Causation

If you ever took a course in statistics, you may have learned the phrase “correlation does not imply causation.”  In other words, just because two things happen together does not mean that one caused the other.  A famous example of this concept is that, apparently,  yellow cars are involved in fewer accidents proportionally than are cars of other colors.  Does that mean that there is something about the color yellow that makes cars safer to drive?
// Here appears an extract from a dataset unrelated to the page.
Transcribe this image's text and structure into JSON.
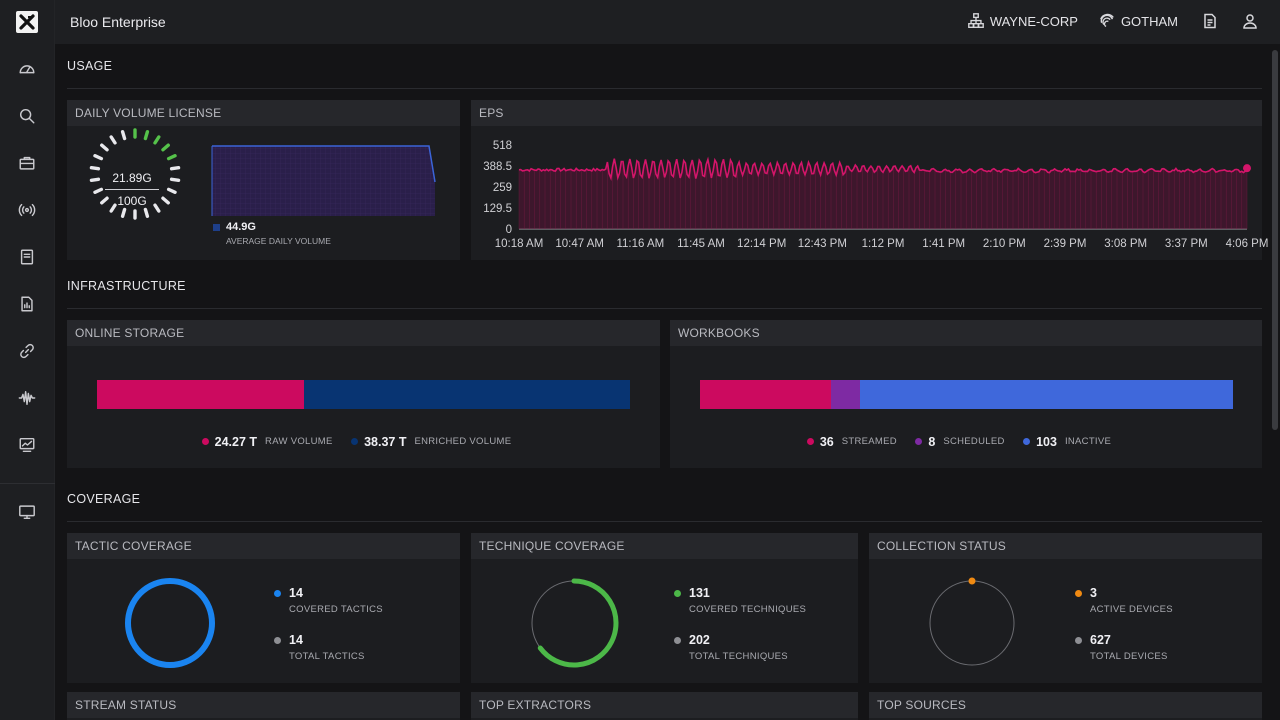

Of course not.

Correlation does not mean causation.

As policy makers struggle to find solutions to societal problems, they may need to remember that correlation does not mean causation.  For example, recently a Senate committee in Virginia’s legislature heard a story about a tragic suicide that occurred on a playground in Williamsburg on Thanksgiving day.  The person who committed suicide had been a resident of a nearby group home.   A community member tearfully testified about the candlelight service that followed the sad event, then pleaded for the Senate to pass a bill banning group homes from being located near schools and children’s facilities.  It was hard to discern the connection:  did the supporters of the bill think that the playground caused the suicide?

Sadly, that Senate committee passed the legislation, perhaps unaware that Williamsburg has held the honor of the having state’s highest suicide rate for many years.  Later, the Senator who sponsored the bill pulled it back, saying that it needed “work.”  Because of the timing of that decision in the course of this legislative session, that proposal is effectively gone for this year.

We would hope that the idea is gone for the future as well.  Group homes located near schools and playgrounds do not cause suicides.  Only with a better funded community mental heath system can we hope to help Williamsburg and the rest of the Commonwealth to avoid that kind of tragic outcome.